Terry Lamphier: The truth of the matter | TheUnion.com

Terry Lamphier: The truth of the matter

“I can’t twist the truth, it knows no regulation” — from the ‘60s song, “Eve of Destruction.”

Thanks to The Union’s publisher, Don Rogers, for broaching the subject of “truthing.”

In our current extremely heightened toxic climate of “alt-truths,” it’s worth a moment to examine the concept of truth or “facts.”

Some say truth is what science tells us. Others note that truth is what victors in battles record for history. Yet others say it is what their heart or gut tells them. More recently, “truth is what I saw on social media.”

We know that sometimes scientists get it wrong, victors in battle write their own version of the truth, and our hearts and guts react to what we think we know.

In regards to the latter, the matter of establishing truth is complicated by those who through intellectual shortcomings or laziness occupy a “values void,” choosing instead to rely on family inculcated beliefs and personal (too often narrow) experiences — all flavored by a constant and seemingly insurmountable barrage of careless, even deliberate, distortions of truth by the self-serving, ill-informed or ignorant.

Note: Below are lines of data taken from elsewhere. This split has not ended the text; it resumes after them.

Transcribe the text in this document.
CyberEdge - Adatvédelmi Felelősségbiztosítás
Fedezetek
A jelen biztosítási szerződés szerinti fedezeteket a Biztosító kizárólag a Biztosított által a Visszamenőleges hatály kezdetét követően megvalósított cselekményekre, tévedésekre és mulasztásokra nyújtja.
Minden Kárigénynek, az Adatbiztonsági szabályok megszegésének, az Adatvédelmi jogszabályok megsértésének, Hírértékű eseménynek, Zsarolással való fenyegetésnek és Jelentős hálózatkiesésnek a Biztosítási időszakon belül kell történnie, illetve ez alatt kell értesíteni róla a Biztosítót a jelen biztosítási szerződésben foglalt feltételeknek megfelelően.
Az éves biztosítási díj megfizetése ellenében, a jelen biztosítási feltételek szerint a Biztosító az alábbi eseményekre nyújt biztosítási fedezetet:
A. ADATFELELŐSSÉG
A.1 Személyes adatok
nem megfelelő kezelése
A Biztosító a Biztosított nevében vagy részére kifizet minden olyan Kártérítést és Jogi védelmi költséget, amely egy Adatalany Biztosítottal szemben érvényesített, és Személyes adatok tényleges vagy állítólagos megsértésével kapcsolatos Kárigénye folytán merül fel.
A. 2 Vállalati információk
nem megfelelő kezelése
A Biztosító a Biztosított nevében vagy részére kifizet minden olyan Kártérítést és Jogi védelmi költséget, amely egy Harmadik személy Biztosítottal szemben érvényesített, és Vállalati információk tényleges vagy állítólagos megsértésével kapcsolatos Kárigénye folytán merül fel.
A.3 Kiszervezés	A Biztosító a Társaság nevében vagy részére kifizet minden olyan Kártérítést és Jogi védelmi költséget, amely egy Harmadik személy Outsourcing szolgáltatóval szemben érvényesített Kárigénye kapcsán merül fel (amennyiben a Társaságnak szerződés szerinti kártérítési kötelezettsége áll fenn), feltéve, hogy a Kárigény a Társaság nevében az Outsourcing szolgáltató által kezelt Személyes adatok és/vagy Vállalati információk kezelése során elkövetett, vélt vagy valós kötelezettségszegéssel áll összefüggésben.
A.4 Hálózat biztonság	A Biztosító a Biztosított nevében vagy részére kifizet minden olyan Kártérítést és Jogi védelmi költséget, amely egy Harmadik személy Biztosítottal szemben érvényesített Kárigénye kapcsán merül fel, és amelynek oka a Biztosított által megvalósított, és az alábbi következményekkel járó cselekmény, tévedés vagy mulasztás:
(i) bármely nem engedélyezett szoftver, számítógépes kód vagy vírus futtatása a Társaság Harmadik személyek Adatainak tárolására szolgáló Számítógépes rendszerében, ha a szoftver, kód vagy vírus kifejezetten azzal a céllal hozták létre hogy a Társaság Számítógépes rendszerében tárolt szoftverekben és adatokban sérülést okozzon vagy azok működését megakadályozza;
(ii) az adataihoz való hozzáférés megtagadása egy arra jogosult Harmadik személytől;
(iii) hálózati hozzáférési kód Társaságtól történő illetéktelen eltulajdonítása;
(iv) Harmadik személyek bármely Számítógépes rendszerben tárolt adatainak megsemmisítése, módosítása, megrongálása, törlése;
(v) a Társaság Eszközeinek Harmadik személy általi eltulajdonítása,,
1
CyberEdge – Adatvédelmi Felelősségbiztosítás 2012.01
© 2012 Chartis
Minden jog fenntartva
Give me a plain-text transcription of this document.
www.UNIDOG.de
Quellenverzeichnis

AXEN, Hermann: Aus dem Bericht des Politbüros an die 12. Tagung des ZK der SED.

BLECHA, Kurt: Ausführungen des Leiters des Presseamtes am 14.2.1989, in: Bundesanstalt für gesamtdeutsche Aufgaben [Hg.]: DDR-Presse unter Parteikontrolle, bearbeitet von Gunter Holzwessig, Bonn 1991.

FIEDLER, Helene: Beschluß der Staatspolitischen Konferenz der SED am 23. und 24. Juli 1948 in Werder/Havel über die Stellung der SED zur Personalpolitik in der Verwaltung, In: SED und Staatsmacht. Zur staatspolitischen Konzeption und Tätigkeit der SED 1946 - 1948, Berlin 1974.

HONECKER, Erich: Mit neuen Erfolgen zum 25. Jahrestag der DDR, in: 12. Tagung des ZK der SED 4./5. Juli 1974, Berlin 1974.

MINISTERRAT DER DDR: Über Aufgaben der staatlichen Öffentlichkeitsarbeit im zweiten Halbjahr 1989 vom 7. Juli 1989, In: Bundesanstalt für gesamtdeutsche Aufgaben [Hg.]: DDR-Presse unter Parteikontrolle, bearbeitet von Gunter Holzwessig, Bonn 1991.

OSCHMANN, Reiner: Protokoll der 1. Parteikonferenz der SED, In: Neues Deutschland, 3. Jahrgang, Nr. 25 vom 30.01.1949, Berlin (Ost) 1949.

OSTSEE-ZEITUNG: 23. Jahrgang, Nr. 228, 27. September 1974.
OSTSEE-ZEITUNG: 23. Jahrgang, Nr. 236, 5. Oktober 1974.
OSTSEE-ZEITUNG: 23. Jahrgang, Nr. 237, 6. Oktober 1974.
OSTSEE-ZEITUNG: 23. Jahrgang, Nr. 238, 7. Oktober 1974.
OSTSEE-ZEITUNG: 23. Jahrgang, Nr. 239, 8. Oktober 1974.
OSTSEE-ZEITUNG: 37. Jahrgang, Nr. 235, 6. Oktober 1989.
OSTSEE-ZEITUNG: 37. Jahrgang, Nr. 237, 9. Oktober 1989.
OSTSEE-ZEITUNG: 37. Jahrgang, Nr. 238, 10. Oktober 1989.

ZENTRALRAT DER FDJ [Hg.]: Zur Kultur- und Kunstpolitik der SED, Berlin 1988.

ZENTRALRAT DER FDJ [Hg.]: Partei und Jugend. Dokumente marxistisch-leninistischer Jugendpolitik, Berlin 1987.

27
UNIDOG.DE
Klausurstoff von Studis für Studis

Truths/facts do matter, but only as long as there is a social contract to recognize and agree upon at least some of them.

That’s not the world we live in today.

Mainstream news, typically well-researched and verified by multiple sources, is now dismissed as “fake” unless it lines up with one’s personal point of view.

Meanwhile, the poison of political propaganda, while not new, has become constant and ubiquitous, almost daily dominating our personal lives. Sowing mistrust has become the new weapon of war for political and economic dominance by appealing to our ignorance and emotions under the guise of “freedom of speech.” Think caustic AM radio.

“Cancel culture,” while valuable in challenging long-held beliefs and forcing overdue social changes, is not the answer if it erases history’s truths instead of putting them in context (thereby risking repeats of past errors). How is it different from the Taliban destroying centuries old religious cliff statues?

Without accepted facts and history — a common culture — to guide us, we are left with our emotions, not intellect, to guide our lives. Feelings, emotions, intuition, etc., can be important and valuable guides, but only as long as there are rational underpinnings.

That’s not the world we live in today.

The path we are on — drifting further from some sort of collective values — only weakens us. Someone once said something to the effect that if we don’t hang together, we will hang separately. Someone else addressed the question of how using terrorism — and promoting false narratives is a form of terrorism — on innocents helps their cause: By sowing a sense of helplessness and chaos, it leads to a frustrated populace demanding leadership change. Sound familiar?

So if we, collectively, are bound and determined to go way beyond the relatively healthy old ‘60s meme of “question authority,” where do we go?

A possible guide is to ask yourself: Will actions create winners and losers, “win/win” or acceptable compromise? Do we “Make America Great Again,” with its subtext of force, or “Build Back Better,” with its subtext of constructive actions?

The pandemic, with its massive global loss of life and near collapse of our nation’s consumption-based economy, has dramatically touched us all, be it the loss of loved ones, jobs or a business built over years with one’s sweat and blood.

But is the collective public good served when a local restaurant owner defies scientists and government officials (“we’re staying open” … “based on a gut feeling … that this was good versus evil”)? This person’s personal “truths” devolve into anarchy when he unilaterally defies collective truths with actions that put others at risk.

What about a recent guest columnist who disparages our president’s agenda with exaggerations and falsehoods, claiming it will lead to “gun confiscation … mandating zero carbon emissions … vaccine mandates … censorship … eliminating school choice and/or abolishing charter schools … promoting transgenderism” (missing, apparently, the distinction between “acknowledging” and “promoting”).

Or The Union’s somewhat centrist columnist condemning our governor for not doing a better job of managing California (with its 10% of the U.S. population that collectively is responsible for the fifth-largest economy in the world) during a global pandemic that no one globally was prepared for?

Terry Lamphier lives in Grass Valley.